Australia, New Zealand and Turkey remain joined in a new battle against terrorism more than a century after the Gallipoli landings, Prime Minister Malcolm Turnbull has told the national Anzac Day service.
In his first Anzac Day address as the nation’s leader, Mr Turnbull paid tribute to past and present defence personnel, reflecting on the Anzac legacy and ongoing campaigns in Afghanistan and the Middle East.
He told a crowd of thousands at the Australian War Memorial that Australia, NZ and Turkey counted Gallipoli as a momentous chapter.
“Today we offer our solidarity to the Turkish people as we and our allies battle together a new war against terrorism,” Mr Turnbull said.
The new battle was being fought both abroad and at home and in every dimension including cyber space.
But Mr Turnbull said Anzac Day was not about glorifying war, but inspiring Australians to be better.
“This day does not commemorate a triumph of arms,” he said.
“It commemorates the triumph of the human spirit, the courage and resolve of those men and women who 100 years ago and ever since, and today put their lives on the line.”
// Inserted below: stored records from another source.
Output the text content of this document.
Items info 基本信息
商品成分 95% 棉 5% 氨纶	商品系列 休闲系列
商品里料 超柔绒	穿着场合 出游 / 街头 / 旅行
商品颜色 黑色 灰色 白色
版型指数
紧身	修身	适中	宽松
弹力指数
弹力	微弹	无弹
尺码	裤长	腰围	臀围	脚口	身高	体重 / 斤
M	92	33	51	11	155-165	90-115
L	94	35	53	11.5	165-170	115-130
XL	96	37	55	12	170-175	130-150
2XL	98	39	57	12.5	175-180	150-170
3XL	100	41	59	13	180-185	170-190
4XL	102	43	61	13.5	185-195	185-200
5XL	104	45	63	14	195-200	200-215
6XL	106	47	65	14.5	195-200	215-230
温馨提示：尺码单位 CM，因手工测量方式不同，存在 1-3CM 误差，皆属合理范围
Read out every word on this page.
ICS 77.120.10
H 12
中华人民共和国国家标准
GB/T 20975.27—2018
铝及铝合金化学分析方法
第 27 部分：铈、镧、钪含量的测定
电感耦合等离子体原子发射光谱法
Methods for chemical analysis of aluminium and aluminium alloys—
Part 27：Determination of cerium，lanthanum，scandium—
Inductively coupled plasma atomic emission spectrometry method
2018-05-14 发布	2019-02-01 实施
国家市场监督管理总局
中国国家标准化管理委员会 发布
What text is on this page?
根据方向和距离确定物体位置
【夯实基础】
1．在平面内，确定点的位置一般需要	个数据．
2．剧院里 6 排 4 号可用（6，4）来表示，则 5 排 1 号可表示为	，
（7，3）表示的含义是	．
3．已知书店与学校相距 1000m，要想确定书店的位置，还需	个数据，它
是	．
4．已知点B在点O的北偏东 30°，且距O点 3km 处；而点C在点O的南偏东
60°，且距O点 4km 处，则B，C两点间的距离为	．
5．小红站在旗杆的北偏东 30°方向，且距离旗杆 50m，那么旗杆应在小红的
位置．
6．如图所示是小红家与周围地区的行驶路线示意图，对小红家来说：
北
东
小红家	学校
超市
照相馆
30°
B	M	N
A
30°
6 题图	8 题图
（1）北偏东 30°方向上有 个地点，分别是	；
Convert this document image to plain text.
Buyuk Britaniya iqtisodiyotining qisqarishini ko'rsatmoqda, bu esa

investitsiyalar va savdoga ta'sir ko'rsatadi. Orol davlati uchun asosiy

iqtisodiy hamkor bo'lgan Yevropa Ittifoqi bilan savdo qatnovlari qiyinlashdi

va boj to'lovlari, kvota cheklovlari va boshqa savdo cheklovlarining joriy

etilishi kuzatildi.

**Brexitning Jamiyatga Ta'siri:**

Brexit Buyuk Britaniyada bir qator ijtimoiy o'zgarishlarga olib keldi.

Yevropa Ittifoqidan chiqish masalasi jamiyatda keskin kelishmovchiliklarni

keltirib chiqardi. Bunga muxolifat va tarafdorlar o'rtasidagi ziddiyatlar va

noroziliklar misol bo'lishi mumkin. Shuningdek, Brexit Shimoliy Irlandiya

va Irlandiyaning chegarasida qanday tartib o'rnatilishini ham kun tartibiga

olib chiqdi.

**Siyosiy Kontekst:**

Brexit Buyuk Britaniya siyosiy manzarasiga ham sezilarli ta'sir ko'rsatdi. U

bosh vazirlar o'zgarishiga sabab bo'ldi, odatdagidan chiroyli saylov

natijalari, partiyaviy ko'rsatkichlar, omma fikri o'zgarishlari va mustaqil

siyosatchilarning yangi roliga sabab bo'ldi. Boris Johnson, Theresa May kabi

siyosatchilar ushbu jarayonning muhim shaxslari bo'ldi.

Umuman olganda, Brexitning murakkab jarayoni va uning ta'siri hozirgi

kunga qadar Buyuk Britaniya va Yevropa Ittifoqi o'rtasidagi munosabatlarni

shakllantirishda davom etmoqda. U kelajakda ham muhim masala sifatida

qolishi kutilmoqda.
Australia did not boast of victories, parade missiles or tanks in a display of might, nor hero worship military leaders – but respected them.
“We choose to stand as one in a moment of silent contemplation, in tribute to those who fought and died so that we could live in freedom.”
The prime minister also used the speech to touch on his own family’s service record, including wife Lucy’s pilot grandfather and his own grandfather Fred Turnbull who served on the Western Front.
“Almost every family served,” he said of the WWI years in Australia.